A lot of the buildings seemed to be a bit dilapidated and overgrown with plants, but they were obviously still being used one way or another – a game of basketball was going on beside one, for example, and there were a lot of people strolling around. There was a fence between these installations and the artillery base proper.
We went up a little hill nearby with a small temple on top. I was hoping to get a photo from there but there were a few soldiers lounging around up there so it was a no go. The only shot I did get was of a billboard bearing the slogan “Power flows from the barrel of a gun”, taken from Mao Zedong’s famous line: “Political power grows out of the barrel of a gun”. Underneath the big picture of a huge gun firing was the line: “Please keep Deolali clean and green.”
I and the driver went to the marketplace for a tea – the owner of the shop next to the tea stand turned out to have just come back from Dubai. He worked there for 10 years in the hospitality sector, earning about Dh1,000 ($270) a month but said the economic downturn in Dubai meant he was better off in Deolali, where he made about 10,000 rupees ($220) a month from his shop.
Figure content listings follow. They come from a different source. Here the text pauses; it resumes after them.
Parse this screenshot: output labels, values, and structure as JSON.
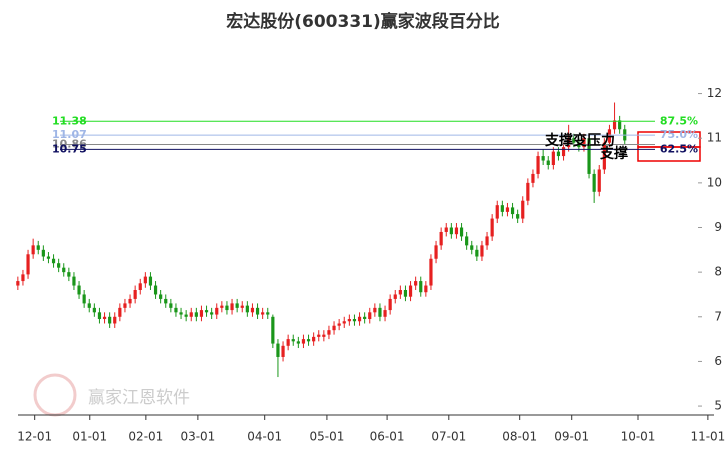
{
  "chart_data": {
    "type": "candlestick",
    "title": "宏达股份(600331)赢家波段百分比",
    "watermark": "赢家江恩软件",
    "up_color": "#e62020",
    "down_color": "#1a961a",
    "open": [
      7.7,
      7.8,
      7.95,
      8.4,
      8.6,
      8.5,
      8.35,
      8.3,
      8.2,
      8.1,
      8.0,
      7.9,
      7.7,
      7.5,
      7.3,
      7.2,
      7.1,
      6.95,
      7.0,
      6.85,
      7.0,
      7.2,
      7.3,
      7.4,
      7.6,
      7.75,
      7.9,
      7.7,
      7.5,
      7.4,
      7.3,
      7.2,
      7.1,
      7.05,
      7.0,
      7.1,
      7.0,
      7.15,
      7.1,
      7.05,
      7.2,
      7.25,
      7.15,
      7.3,
      7.2,
      7.25,
      7.1,
      7.2,
      7.05,
      7.1,
      7.0,
      6.4,
      6.1,
      6.35,
      6.5,
      6.45,
      6.4,
      6.5,
      6.45,
      6.55,
      6.55,
      6.6,
      6.7,
      6.8,
      6.85,
      6.9,
      6.95,
      6.9,
      7.0,
      6.95,
      7.1,
      7.2,
      7.0,
      7.15,
      7.4,
      7.5,
      7.6,
      7.45,
      7.7,
      7.8,
      7.55,
      7.7,
      8.3,
      8.6,
      8.9,
      9.0,
      8.85,
      9.0,
      8.8,
      8.6,
      8.5,
      8.35,
      8.6,
      8.8,
      9.2,
      9.5,
      9.35,
      9.45,
      9.3,
      9.2,
      9.6,
      10.0,
      10.2,
      10.6,
      10.5,
      10.4,
      10.7,
      10.6,
      10.8,
      11.0,
      10.9,
      10.8,
      11.0,
      10.2,
      9.8,
      10.3,
      10.9,
      11.2,
      11.4,
      11.2
    ],
    "high": [
      7.9,
      8.05,
      8.5,
      8.75,
      8.7,
      8.6,
      8.45,
      8.4,
      8.3,
      8.2,
      8.1,
      8.0,
      7.8,
      7.6,
      7.4,
      7.3,
      7.2,
      7.1,
      7.1,
      7.1,
      7.3,
      7.4,
      7.5,
      7.7,
      7.85,
      8.0,
      8.0,
      7.8,
      7.6,
      7.5,
      7.4,
      7.3,
      7.2,
      7.15,
      7.2,
      7.2,
      7.25,
      7.25,
      7.2,
      7.3,
      7.35,
      7.35,
      7.4,
      7.4,
      7.35,
      7.35,
      7.3,
      7.3,
      7.2,
      7.2,
      7.05,
      6.5,
      6.45,
      6.6,
      6.6,
      6.55,
      6.6,
      6.6,
      6.65,
      6.7,
      6.7,
      6.8,
      6.9,
      6.95,
      7.0,
      7.05,
      7.05,
      7.1,
      7.1,
      7.2,
      7.3,
      7.3,
      7.25,
      7.5,
      7.6,
      7.7,
      7.7,
      7.8,
      7.9,
      7.9,
      7.8,
      8.4,
      8.7,
      9.0,
      9.1,
      9.1,
      9.1,
      9.1,
      8.9,
      8.7,
      8.6,
      8.7,
      8.9,
      9.3,
      9.6,
      9.6,
      9.55,
      9.55,
      9.4,
      9.7,
      10.1,
      10.3,
      10.7,
      10.75,
      10.6,
      10.8,
      10.8,
      10.9,
      11.3,
      11.1,
      11.0,
      11.1,
      11.1,
      10.3,
      10.4,
      11.0,
      11.3,
      11.8,
      11.5,
      11.3
    ],
    "low": [
      7.6,
      7.7,
      7.85,
      8.3,
      8.4,
      8.25,
      8.2,
      8.1,
      8.0,
      7.9,
      7.8,
      7.6,
      7.4,
      7.2,
      7.1,
      7.0,
      6.85,
      6.85,
      6.75,
      6.75,
      6.9,
      7.1,
      7.2,
      7.3,
      7.5,
      7.65,
      7.6,
      7.4,
      7.3,
      7.2,
      7.1,
      7.0,
      6.95,
      6.9,
      6.9,
      6.9,
      6.9,
      7.0,
      6.95,
      6.95,
      7.1,
      7.05,
      7.05,
      7.1,
      7.1,
      7.0,
      7.0,
      6.95,
      6.95,
      6.95,
      6.3,
      5.65,
      6.0,
      6.25,
      6.35,
      6.3,
      6.3,
      6.35,
      6.35,
      6.45,
      6.45,
      6.5,
      6.6,
      6.7,
      6.75,
      6.8,
      6.8,
      6.8,
      6.85,
      6.85,
      7.0,
      6.9,
      6.9,
      7.05,
      7.3,
      7.4,
      7.35,
      7.35,
      7.6,
      7.45,
      7.45,
      7.6,
      8.2,
      8.5,
      8.8,
      8.75,
      8.75,
      8.7,
      8.5,
      8.4,
      8.25,
      8.25,
      8.5,
      8.7,
      9.1,
      9.25,
      9.25,
      9.2,
      9.1,
      9.1,
      9.5,
      9.9,
      10.1,
      10.4,
      10.3,
      10.3,
      10.5,
      10.5,
      10.7,
      10.8,
      10.7,
      10.7,
      10.1,
      9.55,
      9.7,
      10.2,
      10.8,
      11.1,
      11.1,
      10.85
    ],
    "close": [
      7.8,
      7.95,
      8.4,
      8.6,
      8.5,
      8.35,
      8.3,
      8.2,
      8.1,
      8.0,
      7.9,
      7.7,
      7.5,
      7.3,
      7.2,
      7.1,
      6.95,
      7.0,
      6.85,
      7.0,
      7.2,
      7.3,
      7.4,
      7.6,
      7.75,
      7.9,
      7.7,
      7.5,
      7.4,
      7.3,
      7.2,
      7.1,
      7.05,
      7.0,
      7.1,
      7.0,
      7.15,
      7.1,
      7.05,
      7.2,
      7.25,
      7.15,
      7.3,
      7.2,
      7.25,
      7.1,
      7.2,
      7.05,
      7.1,
      7.05,
      6.4,
      6.1,
      6.35,
      6.5,
      6.45,
      6.4,
      6.5,
      6.45,
      6.55,
      6.6,
      6.6,
      6.7,
      6.8,
      6.85,
      6.9,
      6.95,
      6.9,
      7.0,
      6.95,
      7.1,
      7.2,
      7.0,
      7.15,
      7.4,
      7.5,
      7.6,
      7.45,
      7.7,
      7.8,
      7.55,
      7.7,
      8.3,
      8.6,
      8.9,
      9.0,
      8.85,
      9.0,
      8.8,
      8.6,
      8.5,
      8.35,
      8.6,
      8.8,
      9.2,
      9.5,
      9.35,
      9.45,
      9.3,
      9.2,
      9.6,
      10.0,
      10.2,
      10.6,
      10.5,
      10.4,
      10.7,
      10.6,
      10.8,
      11.0,
      10.9,
      10.8,
      11.0,
      10.2,
      9.8,
      10.3,
      10.9,
      11.2,
      11.4,
      11.2,
      10.95
    ],
    "xlim": [
      -3.5,
      136.5
    ],
    "xticks": [
      {
        "value": 3.3,
        "label": "12-01"
      },
      {
        "value": 14.1,
        "label": "01-01"
      },
      {
        "value": 25.1,
        "label": "02-01"
      },
      {
        "value": 35.3,
        "label": "03-01"
      },
      {
        "value": 48.4,
        "label": "04-01"
      },
      {
        "value": 60.6,
        "label": "05-01"
      },
      {
        "value": 72.4,
        "label": "06-01"
      },
      {
        "value": 84.5,
        "label": "07-01"
      },
      {
        "value": 98.4,
        "label": "08-01"
      },
      {
        "value": 108.6,
        "label": "09-01"
      },
      {
        "value": 121.6,
        "label": "10-01"
      },
      {
        "value": 135.3,
        "label": "11-01"
      }
    ],
    "ylim": [
      4.8,
      13.2
    ],
    "yticks": [
      5,
      6,
      7,
      8,
      9,
      10,
      11,
      12
    ],
    "levels": [
      {
        "value": 11.38,
        "pct": "87.5%",
        "color": "#22dd22"
      },
      {
        "value": 11.07,
        "pct": "75.0%",
        "color": "#9fb6e6"
      },
      {
        "value": 10.86,
        "color": "#888888"
      },
      {
        "value": 10.75,
        "pct": "62.5%",
        "color": "#101060"
      }
    ],
    "annotations": [
      "支撑变压力",
      "支撑"
    ]
  }
}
It’s less money, but presumably some of his overheads are lower and he is near his family. Every Deolali family had had at least one family member in Dubai, he said (18,000 people shuttle between India and Dubai every day, with Mumbai-Dubai the most popular route).
There was a big mosque nearby and I was invited to another tea by a group of guys who said that their ancestors had been Buddhist kings but that the Hindus being in power meant that their wealth had been taken from them and they were now very poor. I commiserated. Everyone seemed to agree that Deolali was a pretty poor place. I took a few more snaps and then went back to have a look at Nasik (photos below).
Later in Mumbai, where I was staying with a friend, I got talking to the neighbour, a Hindu who ended up in Pakistan after Partition. He never had any trouble there, he said. Like my grandfather, he was full of terrific stories of days gone by. Human stories have a timeless quality, but the textures of the times they take place in are just the opposite, rich but ephemeral.